I hate, and when I say hate, I mean despise, when running backs are taken early in the first round of any NFL draft.
With short shelf lives, a heightened propensity to get injured and the entire NFL drastically shifting to a greater emphasis on the passing game, it just doesn't make sense to select a running back with a top pick.
Trent Richardson is the exception.
No, he's not as supremely explosive as Adrian Peterson, the only other recent exception to what's become a cardinal draft rule, but I can't fault the Cleveland Browns for taking him with the No. 3 overall pick.
Frankly, there were more reasons for Cleveland to choose Richardson than not choose him.
Firstly, when a player is a truly special talent and his sheer presence will alter the opponent's game plan, he must be selected.

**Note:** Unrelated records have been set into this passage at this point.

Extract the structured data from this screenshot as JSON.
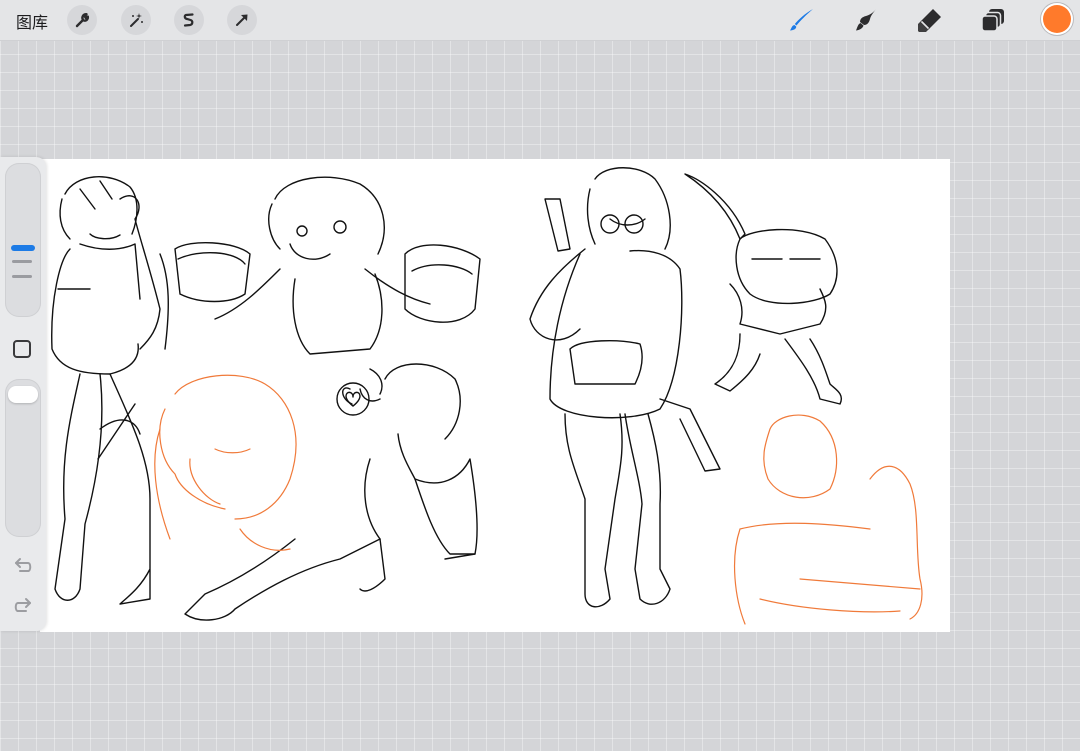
{
  "topbar": {
    "gallery_label": "图库",
    "actions": [
      "wrench-icon",
      "magic-wand-icon",
      "selection-s-icon",
      "transform-arrow-icon"
    ],
    "tools": [
      "brush-icon",
      "smudge-icon",
      "eraser-icon",
      "layers-icon"
    ],
    "active_tool": "brush-icon",
    "current_color": "#ff7a2b"
  },
  "sidebar": {
    "size_slider": "brush-size-slider",
    "modify_button": "eyedropper-square",
    "opacity_slider": "brush-opacity-slider",
    "undo": "undo-icon",
    "redo": "redo-icon"
  },
  "colors": {
    "accent": "#1d7be6",
    "orange": "#ff7a2b",
    "ink": "#111111",
    "sketch_orange": "#f07a3a"
  }
}
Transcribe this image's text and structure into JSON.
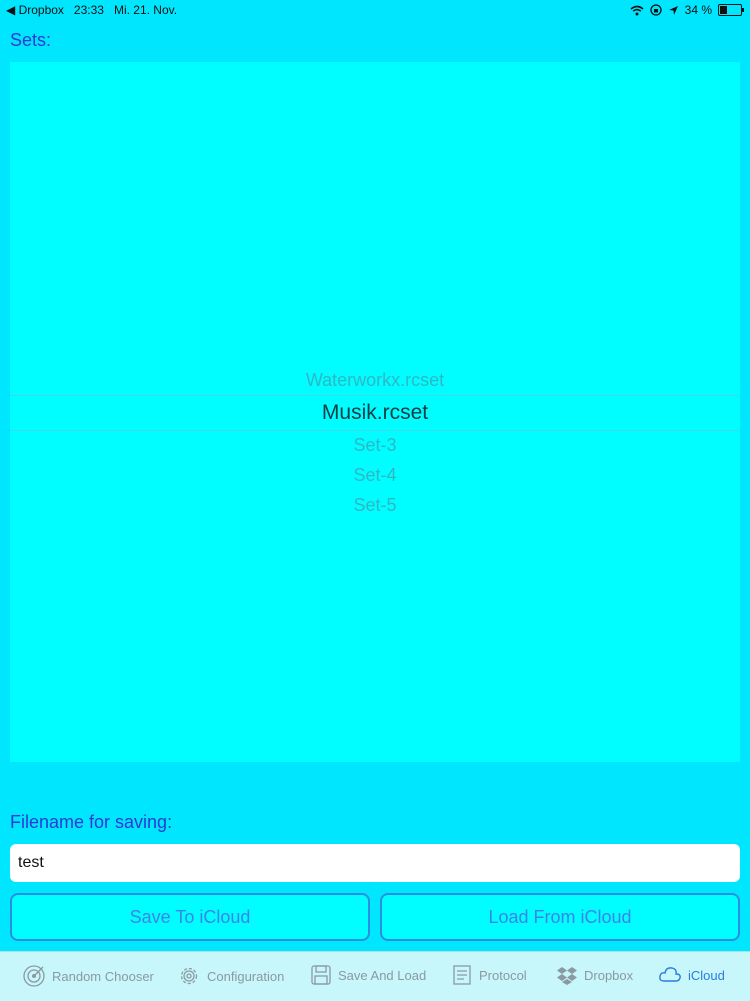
{
  "status": {
    "back_app": "Dropbox",
    "time": "23:33",
    "date": "Mi. 21. Nov.",
    "battery": "34 %"
  },
  "sets_label": "Sets:",
  "picker": {
    "items": [
      "Waterworkx.rcset",
      "Musik.rcset",
      "Set-3",
      "Set-4",
      "Set-5"
    ],
    "selected_index": 1
  },
  "filename_label": "Filename for saving:",
  "filename_value": "test",
  "buttons": {
    "save": "Save To iCloud",
    "load": "Load From iCloud"
  },
  "tabs": [
    {
      "label": "Random Chooser",
      "icon": "target-icon"
    },
    {
      "label": "Configuration",
      "icon": "gear-icon"
    },
    {
      "label": "Save And Load",
      "icon": "floppy-disk-icon"
    },
    {
      "label": "Protocol",
      "icon": "document-icon"
    },
    {
      "label": "Dropbox",
      "icon": "dropbox-icon"
    },
    {
      "label": "iCloud",
      "icon": "cloud-icon"
    }
  ],
  "active_tab": 5,
  "colors": {
    "background": "#00e6ff",
    "picker": "#00fdff",
    "label": "#2c3ad6",
    "accent": "#2a7de0"
  }
}
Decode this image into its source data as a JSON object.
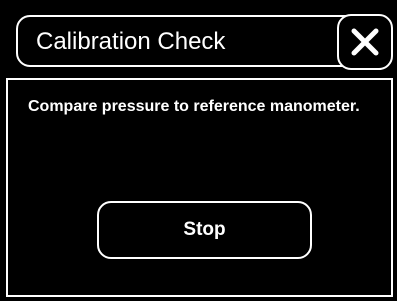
{
  "dialog": {
    "title": "Calibration Check",
    "message": "Compare pressure to reference manometer.",
    "stop_label": "Stop",
    "close_icon": "close-icon"
  },
  "colors": {
    "background": "#000000",
    "foreground": "#ffffff"
  }
}
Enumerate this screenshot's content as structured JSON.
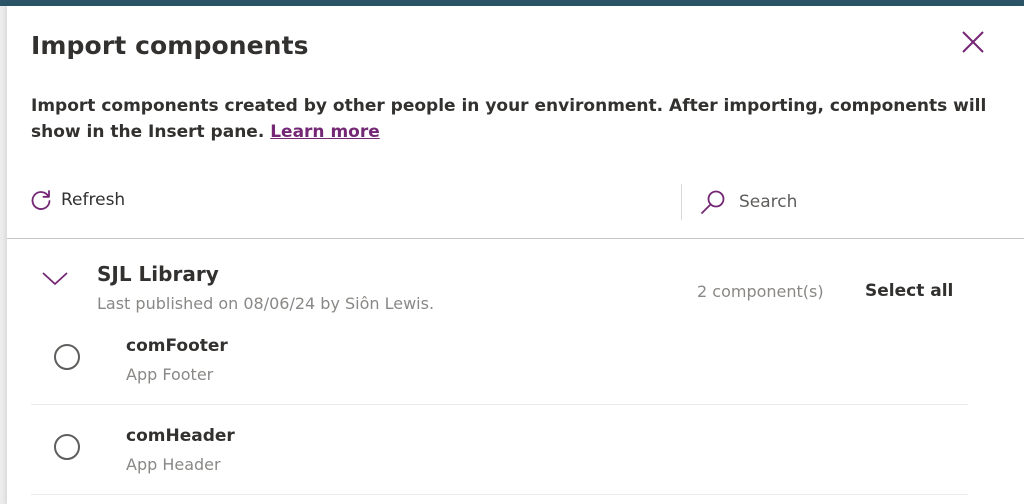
{
  "dialog": {
    "title": "Import components",
    "description": "Import components created by other people in your environment. After importing, components will show in the Insert pane.",
    "learn_more": "Learn more",
    "close_icon": "close-icon"
  },
  "toolbar": {
    "refresh_label": "Refresh",
    "refresh_icon": "refresh-icon",
    "search_placeholder": "Search",
    "search_icon": "search-icon"
  },
  "library": {
    "name": "SJL Library",
    "published": "Last published on 08/06/24 by Siôn Lewis.",
    "count": "2 component(s)",
    "select_all": "Select all",
    "expanded": true,
    "items": [
      {
        "name": "comFooter",
        "description": "App Footer",
        "selected": false
      },
      {
        "name": "comHeader",
        "description": "App Header",
        "selected": false
      }
    ]
  },
  "colors": {
    "accent": "#742774",
    "topbar": "#2b5566",
    "text": "#323130",
    "muted": "#8a8886"
  }
}
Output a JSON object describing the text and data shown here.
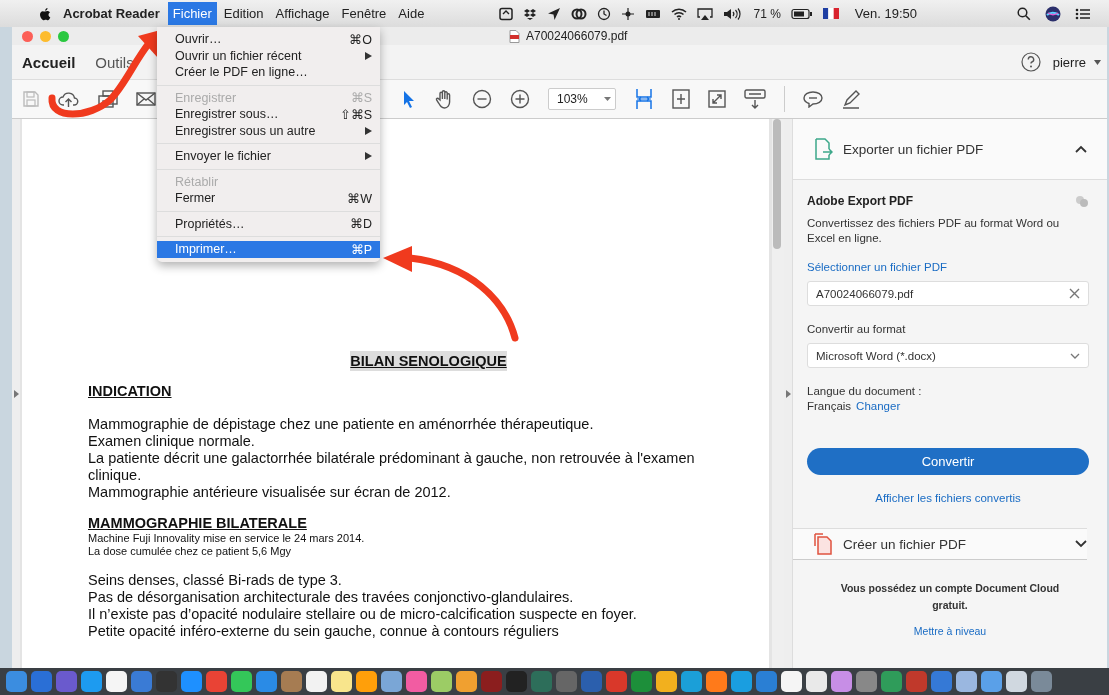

Also, if you plan to utilize him often, that helps too.
The Browns believed Richardson would be a workhorse in their offense and felt opposing defenses would be forced to tweak their game plans.
Richardson hasn't set the world on fire to begin his career, but that's OK. He accumulated 145 total yards and scored two touchdowns against the Cincinnati Bengals in Week 2. Against the New York Giants in Week 5, the Alabama alum again demonstrated why he has the potential to be the exception for the Browns.
Although Pat Shurmur's group couldn't stop the G-Men's high-flying offensive attack, Richardson carried the ball 17 times for 81 yards and scored a TD on the ground.
He also reeled in five passes for 47 yards—truly a new-age NFL running back stat line.
Because defenses will put the onus on stopping "T-Rich," he won't have huge games every week. The Browns establishing themselves as more of a dynamic passing offense in the future would certainly help Richardson's ability to contribute, as well.
Either way, the Browns filled a need, drafted a premier talent they plan on prominently featuring in their offense who is an extremely versatile player.
Almost always, you don't draft a running back in the Top 5.
But Trent Richardson is a special case.